No more troubled waters between Athens and Ankara

“Last month’s meeting between the Greek Prime Minister Kyriakos Mitsotakis and the Turkish President Recep Tayyip Erdogan heralded a new attempt to change the course of bilateral relations between Greece and Turkey, which had sharply deteriorated since the signature of the Libyan-Turkish memorandum of November 27th 2019. Russia’s invasion of Ukraine has raised the significance of NATO and its membership for Greece and Turkey. It has highlighted the existence of common security concerns for Greece and Turkey, which necessitate the presence of dialogue channels and communication. Understanding this does not mean that long-standing problems have been overcome or that airspace violations in the Aegean would not meet with official diplomatic reactions.

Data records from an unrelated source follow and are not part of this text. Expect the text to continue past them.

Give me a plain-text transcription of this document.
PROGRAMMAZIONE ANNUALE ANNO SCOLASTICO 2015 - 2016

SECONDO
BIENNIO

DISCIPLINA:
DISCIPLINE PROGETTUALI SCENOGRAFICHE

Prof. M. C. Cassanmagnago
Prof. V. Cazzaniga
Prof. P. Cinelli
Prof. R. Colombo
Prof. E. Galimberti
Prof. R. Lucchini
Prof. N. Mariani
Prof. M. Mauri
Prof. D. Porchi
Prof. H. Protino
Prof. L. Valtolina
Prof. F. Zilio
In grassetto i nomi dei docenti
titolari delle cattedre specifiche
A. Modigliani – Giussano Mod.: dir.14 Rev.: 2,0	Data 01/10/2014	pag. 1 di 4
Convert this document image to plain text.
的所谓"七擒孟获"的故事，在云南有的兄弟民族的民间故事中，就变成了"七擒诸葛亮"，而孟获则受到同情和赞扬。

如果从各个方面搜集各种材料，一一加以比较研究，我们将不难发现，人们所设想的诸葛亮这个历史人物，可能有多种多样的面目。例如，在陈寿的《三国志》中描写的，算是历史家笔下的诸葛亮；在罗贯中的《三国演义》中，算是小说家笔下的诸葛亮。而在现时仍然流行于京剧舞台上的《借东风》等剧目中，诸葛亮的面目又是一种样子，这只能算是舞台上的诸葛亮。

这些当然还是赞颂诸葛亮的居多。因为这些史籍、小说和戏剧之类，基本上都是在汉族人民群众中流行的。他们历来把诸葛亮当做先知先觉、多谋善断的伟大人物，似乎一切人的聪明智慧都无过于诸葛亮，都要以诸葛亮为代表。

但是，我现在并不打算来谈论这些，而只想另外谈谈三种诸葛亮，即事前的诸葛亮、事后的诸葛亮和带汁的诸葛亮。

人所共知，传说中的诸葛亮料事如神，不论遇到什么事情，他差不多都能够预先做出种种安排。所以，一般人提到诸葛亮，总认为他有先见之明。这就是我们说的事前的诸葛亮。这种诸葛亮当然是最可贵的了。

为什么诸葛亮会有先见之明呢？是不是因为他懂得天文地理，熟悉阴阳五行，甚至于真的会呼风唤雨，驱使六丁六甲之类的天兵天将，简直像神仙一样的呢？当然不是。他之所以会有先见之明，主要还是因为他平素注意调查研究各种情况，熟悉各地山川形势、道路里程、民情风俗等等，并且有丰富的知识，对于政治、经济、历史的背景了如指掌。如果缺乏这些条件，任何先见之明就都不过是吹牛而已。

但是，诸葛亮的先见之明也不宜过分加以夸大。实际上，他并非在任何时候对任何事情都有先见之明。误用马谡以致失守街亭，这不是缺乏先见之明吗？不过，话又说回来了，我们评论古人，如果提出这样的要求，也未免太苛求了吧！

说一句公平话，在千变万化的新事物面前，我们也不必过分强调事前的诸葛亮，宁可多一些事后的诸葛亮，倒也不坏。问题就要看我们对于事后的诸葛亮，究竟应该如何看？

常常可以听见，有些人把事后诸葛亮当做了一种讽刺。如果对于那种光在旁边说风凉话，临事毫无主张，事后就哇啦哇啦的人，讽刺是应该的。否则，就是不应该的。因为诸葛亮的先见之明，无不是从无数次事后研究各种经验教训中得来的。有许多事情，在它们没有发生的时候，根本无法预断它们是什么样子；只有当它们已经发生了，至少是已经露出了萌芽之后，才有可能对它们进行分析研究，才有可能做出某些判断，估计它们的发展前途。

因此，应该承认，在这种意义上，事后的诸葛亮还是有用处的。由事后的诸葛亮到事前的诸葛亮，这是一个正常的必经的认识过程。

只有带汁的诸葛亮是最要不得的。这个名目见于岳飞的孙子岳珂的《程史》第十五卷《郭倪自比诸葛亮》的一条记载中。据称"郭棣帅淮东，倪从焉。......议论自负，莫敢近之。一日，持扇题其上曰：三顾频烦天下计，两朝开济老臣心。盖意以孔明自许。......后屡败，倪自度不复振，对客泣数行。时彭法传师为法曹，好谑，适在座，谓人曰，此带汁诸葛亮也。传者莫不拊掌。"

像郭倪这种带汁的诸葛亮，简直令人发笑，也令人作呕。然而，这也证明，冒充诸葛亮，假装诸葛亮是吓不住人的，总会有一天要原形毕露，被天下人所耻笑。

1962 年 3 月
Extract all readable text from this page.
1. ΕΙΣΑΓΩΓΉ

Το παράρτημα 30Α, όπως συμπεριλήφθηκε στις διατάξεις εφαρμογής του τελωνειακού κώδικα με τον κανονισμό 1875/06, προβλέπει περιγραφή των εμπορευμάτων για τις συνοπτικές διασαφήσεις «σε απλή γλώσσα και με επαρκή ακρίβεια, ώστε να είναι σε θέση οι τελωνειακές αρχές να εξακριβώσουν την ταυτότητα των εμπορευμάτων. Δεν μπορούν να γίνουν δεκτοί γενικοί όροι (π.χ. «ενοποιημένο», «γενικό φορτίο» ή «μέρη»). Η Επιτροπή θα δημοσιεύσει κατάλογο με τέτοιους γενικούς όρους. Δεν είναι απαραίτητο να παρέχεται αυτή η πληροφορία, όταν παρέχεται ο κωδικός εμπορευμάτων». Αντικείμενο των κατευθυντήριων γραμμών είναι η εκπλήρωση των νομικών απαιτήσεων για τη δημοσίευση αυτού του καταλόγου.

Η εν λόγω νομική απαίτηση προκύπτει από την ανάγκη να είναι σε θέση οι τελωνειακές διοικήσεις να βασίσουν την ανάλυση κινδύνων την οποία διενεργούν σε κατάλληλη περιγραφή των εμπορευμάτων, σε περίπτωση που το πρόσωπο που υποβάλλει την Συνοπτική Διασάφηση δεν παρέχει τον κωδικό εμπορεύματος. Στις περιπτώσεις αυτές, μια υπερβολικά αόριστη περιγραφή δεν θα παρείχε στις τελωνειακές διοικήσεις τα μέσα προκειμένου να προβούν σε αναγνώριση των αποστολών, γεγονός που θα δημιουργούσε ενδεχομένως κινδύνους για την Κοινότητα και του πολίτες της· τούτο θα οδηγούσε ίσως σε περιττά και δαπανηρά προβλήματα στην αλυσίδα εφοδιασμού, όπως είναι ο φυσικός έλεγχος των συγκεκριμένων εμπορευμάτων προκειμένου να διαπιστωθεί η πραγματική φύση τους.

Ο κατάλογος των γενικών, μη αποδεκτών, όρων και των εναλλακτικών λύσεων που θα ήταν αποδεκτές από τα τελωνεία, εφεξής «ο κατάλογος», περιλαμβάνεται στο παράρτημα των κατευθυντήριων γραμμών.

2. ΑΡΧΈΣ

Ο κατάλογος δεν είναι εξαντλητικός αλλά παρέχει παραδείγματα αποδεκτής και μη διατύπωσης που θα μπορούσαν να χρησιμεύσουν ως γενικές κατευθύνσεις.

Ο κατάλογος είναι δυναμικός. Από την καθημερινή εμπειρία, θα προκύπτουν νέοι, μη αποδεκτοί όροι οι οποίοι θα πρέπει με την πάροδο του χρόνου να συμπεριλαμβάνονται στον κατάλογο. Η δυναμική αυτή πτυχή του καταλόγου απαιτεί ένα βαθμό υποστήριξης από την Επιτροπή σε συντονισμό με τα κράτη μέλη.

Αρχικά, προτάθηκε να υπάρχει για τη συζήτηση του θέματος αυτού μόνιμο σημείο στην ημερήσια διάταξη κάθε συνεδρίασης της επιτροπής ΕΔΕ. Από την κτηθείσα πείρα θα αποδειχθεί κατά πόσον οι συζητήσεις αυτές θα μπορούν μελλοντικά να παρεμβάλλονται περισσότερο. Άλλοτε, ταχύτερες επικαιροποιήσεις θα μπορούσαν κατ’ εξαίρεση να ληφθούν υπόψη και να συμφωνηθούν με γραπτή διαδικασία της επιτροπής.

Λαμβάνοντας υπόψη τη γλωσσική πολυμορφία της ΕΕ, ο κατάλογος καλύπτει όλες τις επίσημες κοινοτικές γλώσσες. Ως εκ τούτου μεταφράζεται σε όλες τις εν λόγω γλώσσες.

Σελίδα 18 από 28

Instead, it means that both countries agree to establish a communication channel, which can help manage the impact of adverse developments and provide an opportunity for more constructive dialogue on the topics where both sides identify mutual interests and concerns.”

Ioannis N. Grigoriadis, Senior Research Fellow, Head, Turkey Programme; Editor-in-Chief, Journal of Southeast European and the Black Sea Studies, ELIAMEP

Ukraine absorbs much of the Turkish diplomatic effort

“As there is no end in sight for the Ukraine war, Turkey is likely to have to continue its uneasy balancing act between Russia and Ukraine. Ankara has vital interests at stake in maintaining relations with both countries and its priority is to safeguard them. Energy and economy are the main drivers of Turkish-Russian cooperation. Russia is Turkey’s main gas supplier and ranks among its top three trading partners, after Germany and China. Last year, Russians also accounted for 19% of foreign visitors in Turkey, where tourism contributes to 10% of the country’s overall GDP. This explains why Ankara, also looking at its fragile economy, has not joined Western sanctions against Moscow. On the other hand, Ukraine is not less important in Turkey’s calculus. Beyond flourishing economic and defence relations with Kyiv, Ankara strongly supports Ukraine’s territorial integrity and sovereignty, which are important to maintain the balance of power in the Black Sea and avoid it turning into a Russian lake. Against this backdrop, Turkey is actively playing a mediation role in the framework of a wider recalibration of its foreign policy. While it remains to be seen what the results of this mediation will be, unexpectedly this war has brought Ankara to the centre stage of an intense international activity, breaking last years’ isolation. And so far, this has proved to be a significant outcome for the Turkish leadership”.